Hill also painted and photographed chickens. I have never known of another artist who used chickens as his subject matter, and I was always curious why any artist would do that. Perhaps I have finally discovered the reason. At one time he was in a partnership known as Hill and Watkins. It has come to light that Mrs. L.J. Watkins fancied thoroughbred poultry. And who was this wealthy Mrs. Watkins? It turns out that she was his mother-in-law, and I believe that she helped him out financially.

While Hill was a fine artist and good photographer, I think he was a poor businessman. Several of his five partnerships were dissolved because of bankruptcy. He was also a man dogged by bad luck; the fire of 1892 destroyed his studio and then came the earthquake of 1906, which completely destroyed the Doherty Building containing his studio. He lost everything, his large collection of photographic negatives, paintings, props, accessories, cameras and furnishings. Even with this he bounced back and painted some wonderful scenes of San Jose and Santa Clara Valley before his death in 1922.

Isn’t it time that this city finally recognizes these wonderful artists from the past? A proper showing of their paintings should be on permanent display in a location where the public can readily see them.
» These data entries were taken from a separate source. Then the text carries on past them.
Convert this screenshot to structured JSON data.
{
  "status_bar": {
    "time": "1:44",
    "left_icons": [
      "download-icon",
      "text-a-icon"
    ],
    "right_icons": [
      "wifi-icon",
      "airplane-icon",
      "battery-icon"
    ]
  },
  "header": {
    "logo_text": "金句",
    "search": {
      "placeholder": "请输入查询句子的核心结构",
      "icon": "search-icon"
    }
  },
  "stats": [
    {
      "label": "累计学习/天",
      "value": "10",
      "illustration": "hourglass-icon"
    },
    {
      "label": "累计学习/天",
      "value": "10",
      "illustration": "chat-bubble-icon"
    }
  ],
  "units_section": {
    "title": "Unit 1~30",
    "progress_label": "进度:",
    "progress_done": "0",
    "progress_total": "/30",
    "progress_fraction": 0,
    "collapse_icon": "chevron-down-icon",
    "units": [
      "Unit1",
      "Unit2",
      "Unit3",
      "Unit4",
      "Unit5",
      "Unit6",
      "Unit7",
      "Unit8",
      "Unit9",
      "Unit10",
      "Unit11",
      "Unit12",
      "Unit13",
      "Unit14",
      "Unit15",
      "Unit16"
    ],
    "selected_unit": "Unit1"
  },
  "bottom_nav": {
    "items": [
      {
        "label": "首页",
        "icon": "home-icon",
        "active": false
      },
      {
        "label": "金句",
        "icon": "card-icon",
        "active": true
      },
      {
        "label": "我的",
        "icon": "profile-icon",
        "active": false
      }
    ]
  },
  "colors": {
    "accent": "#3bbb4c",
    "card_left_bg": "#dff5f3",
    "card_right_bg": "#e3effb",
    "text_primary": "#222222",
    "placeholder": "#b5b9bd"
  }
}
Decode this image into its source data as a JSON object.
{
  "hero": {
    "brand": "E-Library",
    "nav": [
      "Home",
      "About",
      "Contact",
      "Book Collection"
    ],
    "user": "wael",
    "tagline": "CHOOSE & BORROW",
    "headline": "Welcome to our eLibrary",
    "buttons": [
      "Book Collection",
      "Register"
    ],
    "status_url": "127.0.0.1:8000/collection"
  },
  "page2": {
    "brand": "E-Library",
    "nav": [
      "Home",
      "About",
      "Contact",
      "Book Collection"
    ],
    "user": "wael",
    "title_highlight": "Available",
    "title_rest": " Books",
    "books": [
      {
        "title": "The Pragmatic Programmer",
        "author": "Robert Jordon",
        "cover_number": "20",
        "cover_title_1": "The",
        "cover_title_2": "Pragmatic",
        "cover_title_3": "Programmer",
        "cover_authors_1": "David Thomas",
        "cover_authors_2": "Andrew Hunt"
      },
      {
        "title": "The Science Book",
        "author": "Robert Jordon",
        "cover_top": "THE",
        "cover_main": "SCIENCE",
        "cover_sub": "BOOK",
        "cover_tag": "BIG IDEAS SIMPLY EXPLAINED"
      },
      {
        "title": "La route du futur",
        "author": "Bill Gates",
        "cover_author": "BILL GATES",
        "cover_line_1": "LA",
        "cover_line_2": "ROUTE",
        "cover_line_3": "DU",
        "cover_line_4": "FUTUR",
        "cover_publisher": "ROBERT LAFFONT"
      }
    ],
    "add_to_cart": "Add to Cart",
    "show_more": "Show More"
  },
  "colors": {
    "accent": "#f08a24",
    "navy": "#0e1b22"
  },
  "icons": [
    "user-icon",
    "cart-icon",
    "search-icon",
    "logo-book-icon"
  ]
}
The City of Oakland, our much smaller neighbor north of us, has a wonderful gallery devoted to California artists. Why can’t we promote something similar on an equal scale?

Editor’s note: Works by Andrew Hill and other local artists can currently be viewed at an exhibition of the Leonard McKay Collection at the Leonard and David McKay Gallery at the Pasetta House at 1650 Senter Rd., San Jose. The exhibition continues until February 12, 2006 and is open on Saturdays and Sundays from 12 noon until 5 pm.